If your skepticism doesn't stop at the front page, find a few of the company's employees on LinkedIn and ask them what life is like in the office. Some may give you the company speak, but others will be surprisingly candid.
Create an Unsolicited Project
Some companies will ask you to complete a sample project during the interview process, but this is something you can provide without being asked. Study the company's website, business, clients (if they're listed), and create your own version of a project that could fit a real business need. This could be a marketing campaign, editorial calendar, social media strategy or financial plan. The point is, your future employer will probably be wowed by an initiative not taken by other applicants.

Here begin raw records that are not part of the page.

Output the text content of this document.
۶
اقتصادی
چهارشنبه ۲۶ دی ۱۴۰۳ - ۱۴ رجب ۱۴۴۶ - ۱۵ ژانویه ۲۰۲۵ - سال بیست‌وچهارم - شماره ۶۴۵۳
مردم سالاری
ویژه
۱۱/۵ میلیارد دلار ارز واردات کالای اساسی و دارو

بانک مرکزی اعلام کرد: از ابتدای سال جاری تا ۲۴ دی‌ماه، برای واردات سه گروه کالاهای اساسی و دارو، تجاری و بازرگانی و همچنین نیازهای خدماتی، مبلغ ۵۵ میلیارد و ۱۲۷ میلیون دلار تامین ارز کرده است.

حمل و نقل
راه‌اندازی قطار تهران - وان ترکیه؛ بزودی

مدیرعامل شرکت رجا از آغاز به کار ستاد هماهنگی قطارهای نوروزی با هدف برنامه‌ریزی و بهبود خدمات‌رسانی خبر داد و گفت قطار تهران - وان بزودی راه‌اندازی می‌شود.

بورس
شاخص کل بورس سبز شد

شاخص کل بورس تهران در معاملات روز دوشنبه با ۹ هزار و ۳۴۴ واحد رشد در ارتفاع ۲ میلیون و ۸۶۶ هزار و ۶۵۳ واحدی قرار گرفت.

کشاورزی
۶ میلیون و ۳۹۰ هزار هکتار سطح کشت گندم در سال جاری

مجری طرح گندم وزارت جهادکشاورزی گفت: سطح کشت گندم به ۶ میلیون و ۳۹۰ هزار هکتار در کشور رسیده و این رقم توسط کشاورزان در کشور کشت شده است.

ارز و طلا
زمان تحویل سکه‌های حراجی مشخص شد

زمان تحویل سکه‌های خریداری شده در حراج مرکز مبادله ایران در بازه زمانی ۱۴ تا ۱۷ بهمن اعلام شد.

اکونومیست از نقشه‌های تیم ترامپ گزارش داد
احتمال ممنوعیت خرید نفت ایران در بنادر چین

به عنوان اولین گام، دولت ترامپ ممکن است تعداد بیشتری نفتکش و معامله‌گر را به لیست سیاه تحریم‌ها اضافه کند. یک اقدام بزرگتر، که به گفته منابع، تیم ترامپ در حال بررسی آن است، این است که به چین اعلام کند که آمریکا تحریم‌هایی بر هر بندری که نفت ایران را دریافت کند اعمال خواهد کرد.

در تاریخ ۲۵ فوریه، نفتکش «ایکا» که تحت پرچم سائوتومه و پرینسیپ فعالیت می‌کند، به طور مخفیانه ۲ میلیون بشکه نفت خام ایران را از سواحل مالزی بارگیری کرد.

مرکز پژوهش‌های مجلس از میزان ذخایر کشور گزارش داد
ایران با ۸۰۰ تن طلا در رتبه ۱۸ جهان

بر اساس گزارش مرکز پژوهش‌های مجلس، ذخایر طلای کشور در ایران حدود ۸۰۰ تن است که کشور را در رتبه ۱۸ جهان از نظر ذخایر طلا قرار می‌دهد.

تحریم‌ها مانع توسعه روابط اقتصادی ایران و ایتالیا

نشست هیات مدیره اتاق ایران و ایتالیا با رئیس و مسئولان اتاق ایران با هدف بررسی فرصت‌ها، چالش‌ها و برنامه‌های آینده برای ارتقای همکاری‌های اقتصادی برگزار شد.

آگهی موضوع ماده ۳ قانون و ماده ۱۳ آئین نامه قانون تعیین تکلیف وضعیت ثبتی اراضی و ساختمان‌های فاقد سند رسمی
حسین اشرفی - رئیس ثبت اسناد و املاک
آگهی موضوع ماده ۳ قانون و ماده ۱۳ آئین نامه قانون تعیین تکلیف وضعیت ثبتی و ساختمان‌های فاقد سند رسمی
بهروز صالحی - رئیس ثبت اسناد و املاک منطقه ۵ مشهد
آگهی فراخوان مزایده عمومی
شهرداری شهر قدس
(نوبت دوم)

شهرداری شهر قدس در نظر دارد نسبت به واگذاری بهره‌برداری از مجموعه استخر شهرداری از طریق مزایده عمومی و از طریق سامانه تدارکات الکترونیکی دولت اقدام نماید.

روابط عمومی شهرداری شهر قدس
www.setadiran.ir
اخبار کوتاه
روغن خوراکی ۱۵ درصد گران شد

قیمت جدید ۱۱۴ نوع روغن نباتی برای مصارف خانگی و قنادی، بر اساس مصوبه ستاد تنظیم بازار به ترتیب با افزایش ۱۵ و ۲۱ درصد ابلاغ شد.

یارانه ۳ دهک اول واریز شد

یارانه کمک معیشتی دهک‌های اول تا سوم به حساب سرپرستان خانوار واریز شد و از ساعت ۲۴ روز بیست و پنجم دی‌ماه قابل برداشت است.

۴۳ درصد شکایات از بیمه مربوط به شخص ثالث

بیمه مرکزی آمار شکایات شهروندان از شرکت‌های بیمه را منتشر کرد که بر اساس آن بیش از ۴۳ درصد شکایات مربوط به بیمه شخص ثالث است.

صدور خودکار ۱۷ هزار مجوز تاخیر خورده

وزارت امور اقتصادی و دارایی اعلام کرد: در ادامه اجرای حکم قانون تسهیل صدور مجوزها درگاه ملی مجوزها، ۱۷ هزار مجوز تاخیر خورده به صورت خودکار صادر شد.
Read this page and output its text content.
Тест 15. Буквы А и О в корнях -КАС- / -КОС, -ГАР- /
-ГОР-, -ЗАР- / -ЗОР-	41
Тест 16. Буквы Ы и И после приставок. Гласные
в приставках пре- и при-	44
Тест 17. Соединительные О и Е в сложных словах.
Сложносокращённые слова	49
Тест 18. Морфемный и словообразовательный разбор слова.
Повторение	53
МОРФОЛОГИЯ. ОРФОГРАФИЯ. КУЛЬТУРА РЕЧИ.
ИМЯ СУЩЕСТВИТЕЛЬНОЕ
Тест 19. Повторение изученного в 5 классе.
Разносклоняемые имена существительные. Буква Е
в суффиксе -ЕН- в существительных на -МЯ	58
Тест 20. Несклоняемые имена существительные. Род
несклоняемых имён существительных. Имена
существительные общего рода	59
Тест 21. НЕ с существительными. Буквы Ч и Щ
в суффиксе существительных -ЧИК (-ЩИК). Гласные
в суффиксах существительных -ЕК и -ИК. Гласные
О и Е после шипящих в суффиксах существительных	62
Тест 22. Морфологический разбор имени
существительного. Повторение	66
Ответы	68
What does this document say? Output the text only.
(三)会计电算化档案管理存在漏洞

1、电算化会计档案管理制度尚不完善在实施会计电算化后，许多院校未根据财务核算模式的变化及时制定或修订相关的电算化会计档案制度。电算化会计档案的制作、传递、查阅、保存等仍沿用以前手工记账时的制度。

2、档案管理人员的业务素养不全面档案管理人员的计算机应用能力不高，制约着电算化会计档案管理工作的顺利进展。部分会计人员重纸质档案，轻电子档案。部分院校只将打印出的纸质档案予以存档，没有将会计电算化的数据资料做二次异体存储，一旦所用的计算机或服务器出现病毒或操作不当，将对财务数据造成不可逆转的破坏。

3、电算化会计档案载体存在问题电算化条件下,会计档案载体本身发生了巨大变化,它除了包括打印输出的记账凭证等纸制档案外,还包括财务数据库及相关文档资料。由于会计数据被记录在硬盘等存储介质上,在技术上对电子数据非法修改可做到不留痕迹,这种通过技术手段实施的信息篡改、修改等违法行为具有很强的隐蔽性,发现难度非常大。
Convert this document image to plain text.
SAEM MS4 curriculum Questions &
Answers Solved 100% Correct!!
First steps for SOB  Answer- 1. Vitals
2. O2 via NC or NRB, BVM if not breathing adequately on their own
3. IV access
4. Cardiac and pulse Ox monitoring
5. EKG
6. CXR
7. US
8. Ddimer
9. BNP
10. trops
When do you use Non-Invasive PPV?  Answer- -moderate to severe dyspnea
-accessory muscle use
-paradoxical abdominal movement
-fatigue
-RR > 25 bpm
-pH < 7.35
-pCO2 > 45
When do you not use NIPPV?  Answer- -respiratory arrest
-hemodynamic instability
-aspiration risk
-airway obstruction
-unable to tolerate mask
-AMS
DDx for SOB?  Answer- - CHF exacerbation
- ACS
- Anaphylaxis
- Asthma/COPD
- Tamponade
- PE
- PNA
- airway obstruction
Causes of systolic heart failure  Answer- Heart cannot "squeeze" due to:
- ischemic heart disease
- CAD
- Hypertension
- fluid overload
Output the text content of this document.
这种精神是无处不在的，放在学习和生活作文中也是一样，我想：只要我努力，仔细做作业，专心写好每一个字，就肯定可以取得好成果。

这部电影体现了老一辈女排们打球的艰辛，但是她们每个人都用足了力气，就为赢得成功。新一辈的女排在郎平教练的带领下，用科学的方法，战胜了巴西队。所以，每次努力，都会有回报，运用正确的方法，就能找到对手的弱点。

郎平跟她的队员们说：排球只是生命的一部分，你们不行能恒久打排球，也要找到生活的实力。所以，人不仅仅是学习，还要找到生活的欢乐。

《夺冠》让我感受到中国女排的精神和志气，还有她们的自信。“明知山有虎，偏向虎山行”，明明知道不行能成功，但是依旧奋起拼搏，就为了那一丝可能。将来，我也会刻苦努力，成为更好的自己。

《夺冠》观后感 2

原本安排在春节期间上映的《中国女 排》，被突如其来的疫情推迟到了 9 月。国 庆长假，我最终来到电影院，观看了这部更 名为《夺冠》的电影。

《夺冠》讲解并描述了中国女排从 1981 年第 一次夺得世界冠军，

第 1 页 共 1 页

If you're in a company already, think about a way you can innovate beyond the world of "what's expected" in a way that will build your experience, as well as add value to your company. Figure out a way to get this done, and you'll have a blast.
While reckless carries negative connotation, calculated recklessness is a quality more businesses crave. What is calculated recklessness? It's simply the willingness to take risks in the better interest of the company. The why doesn't matter — calculated recklessness could be in pursuit of a bonus or promotion — but if the boss benefits, you'll be given more freedom to try new things in the future, and that's what every entrepreneur wants.
Say Goodbye to the 9-to-5
The traditional workday is dying, and with good reason. A set 9-to-5 schedule can hinder productivity, erode trust in management and cause distractions while employees watch a clock for eight hours, just waiting for 5 p.m. to roll around. Your company should work like you do, and more startups are adopting this culture. Don't be afraid to tell hiring managers you prefer to set your own hours, and you'll be pleasantly surprised with how many are receptive to the notion.
Find Some Mentors or Guides to Help
One of the things that stood out from last week's collaboration was that a lot of the entrepreneurs I met were involved in "Mastermind Groups" which are information sharing and support groups where entrepreneurs can share their business challenges and get advice from others who've walked the path before them. It is a great concept and everyone I met recommended it. You can find out about Masterminds by word of mouth, or check out resources like "The Success Alliance" for a list of groups you can approach.